Safety in ports and the key issue of AI
In 2019, within the AIS-Plus maritime safety research project, a system for better position reporting for ships in areas of high traffic density and poor transmission conditions will be further developed, with a view to increasing safety at sea and in ports in particular. The aim is to achieve a complete maritime situation picture using new technology developed by DLR. This includes the use of Artificial Intelligence (AI) algorithms.
AI is also playing an increasingly important role in many other DLR research areas. The vast amounts of data from current and future satellite-based Earth observation missions would not be able to be processed without the application of AI. It also opens up completely new possibilities for deriving valuable information from satellite data that would otherwise not be possible with conventional methods. AI will also become increasingly important for the intelligent networking of future automated vehicles and energy systems.
One example of this from the field of space research, which could also be used on Earth, is DLR's humanoid robot Agile Justin. In AI research, learning is the basic principle underlying autonomous systems. Methods from Deep Learning and Deep Reinforcement, whereby behaviour is learned on the basis of the receipt or absence of a 'reward', are used to develop strategies for executing tasks and adapting to situations in a complex environment.

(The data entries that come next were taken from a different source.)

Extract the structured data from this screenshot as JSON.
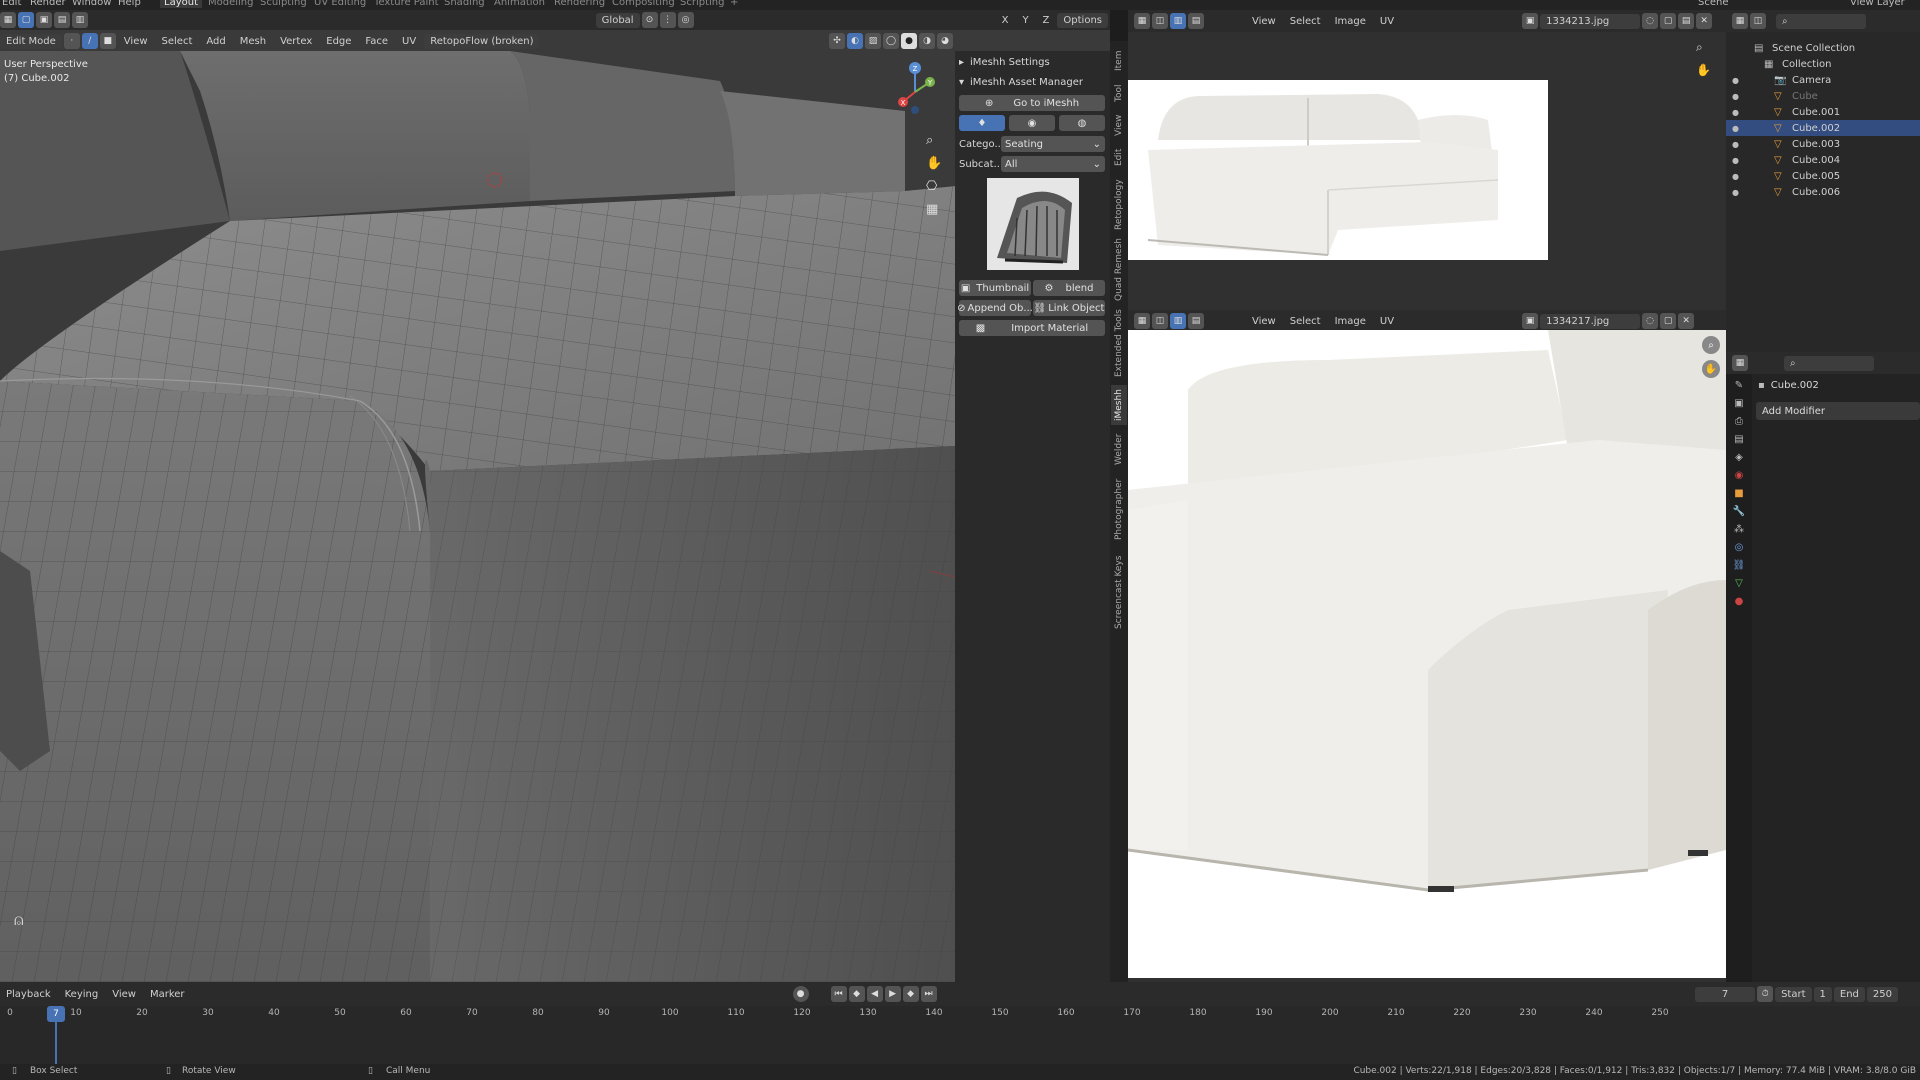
{
  "topbar": {
    "menus": [
      "Edit",
      "Render",
      "Window",
      "Help"
    ],
    "workspaces": [
      "Layout",
      "Modeling",
      "Sculpting",
      "UV Editing",
      "Texture Paint",
      "Shading",
      "Animation",
      "Rendering",
      "Compositing",
      "Scripting",
      "+"
    ],
    "active_workspace": "Layout",
    "scene": "Scene",
    "view_layer": "View Layer"
  },
  "viewport": {
    "mode": "Edit Mode",
    "transform_orientation": "Global",
    "menus": [
      "View",
      "Select",
      "Add",
      "Mesh",
      "Vertex",
      "Edge",
      "Face",
      "UV"
    ],
    "retopo_dropdown": "RetopoFlow (broken)",
    "options": "Options",
    "axis_labels": [
      "X",
      "Y",
      "Z"
    ],
    "info_line1": "User Perspective",
    "info_line2": "(7) Cube.002",
    "gizmo_labels": {
      "z": "Z",
      "y": "Y",
      "x": "X"
    }
  },
  "npanel": {
    "settings_title": "iMeshh Settings",
    "asset_manager_title": "iMeshh Asset Manager",
    "go_to": "Go to iMeshh",
    "category_label": "Catego...",
    "category_value": "Seating",
    "subcategory_label": "Subcat...",
    "subcategory_value": "All",
    "thumbnail_btn": "Thumbnail",
    "blend_btn": "blend",
    "append_btn": "Append Ob...",
    "link_btn": "Link Object",
    "import_btn": "Import Material",
    "tabs": [
      "Item",
      "Tool",
      "View",
      "Edit",
      "Retopology",
      "Quad Remesh",
      "Extended Tools",
      "iMeshh",
      "Welder",
      "Photographer",
      "Screencast Keys"
    ],
    "active_tab": "iMeshh"
  },
  "image_editor_1": {
    "menus": [
      "View",
      "Select",
      "Image",
      "UV"
    ],
    "image_name": "1334213.jpg"
  },
  "image_editor_2": {
    "menus": [
      "View",
      "Select",
      "Image",
      "UV"
    ],
    "image_name": "1334217.jpg"
  },
  "outliner": {
    "rows": [
      {
        "label": "Scene Collection",
        "indent": 0
      },
      {
        "label": "Collection",
        "indent": 1
      },
      {
        "label": "Camera",
        "indent": 2
      },
      {
        "label": "Cube",
        "indent": 2
      },
      {
        "label": "Cube.001",
        "indent": 2
      },
      {
        "label": "Cube.002",
        "indent": 2,
        "selected": true
      },
      {
        "label": "Cube.003",
        "indent": 2
      },
      {
        "label": "Cube.004",
        "indent": 2
      },
      {
        "label": "Cube.005",
        "indent": 2
      },
      {
        "label": "Cube.006",
        "indent": 2
      }
    ]
  },
  "properties": {
    "object_name": "Cube.002",
    "add_modifier": "Add Modifier"
  },
  "timeline": {
    "menus": [
      "Playback",
      "Keying",
      "View",
      "Marker"
    ],
    "current_frame": "7",
    "start_label": "Start",
    "start_value": "1",
    "end_label": "End",
    "end_value": "250",
    "ticks": [
      "0",
      "10",
      "20",
      "30",
      "40",
      "50",
      "60",
      "70",
      "80",
      "90",
      "100",
      "110",
      "120",
      "130",
      "140",
      "150",
      "160",
      "170",
      "180",
      "190",
      "200",
      "210",
      "220",
      "230",
      "240",
      "250"
    ]
  },
  "statusbar": {
    "left1": "Box Select",
    "left2": "Rotate View",
    "left3": "Call Menu",
    "stats": "Cube.002 | Verts:22/1,918 | Edges:20/3,828 | Faces:0/1,912 | Tris:3,832 | Objects:1/7 | Memory: 77.4 MiB | VRAM: 3.8/8.0 GiB"
  },
  "colors": {
    "accent": "#4772b3",
    "selected_row": "#334d80",
    "viewport_bg": "#3a3a3a"
  }
}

Justin's basic skills already come close to the versatility of humans. It has successfully completed a number of tasks, such as skilfully 'building' a frame structure, catching balls thrown to it using highly dynamic movements and recognising a material by touching the surface with his finger, thus displaying high sensitivity. In future, intelligent robots will play an important role in space and planetary exploration, and will also have significant applications on Earth, such as caring for the elderly or people with physical impairments.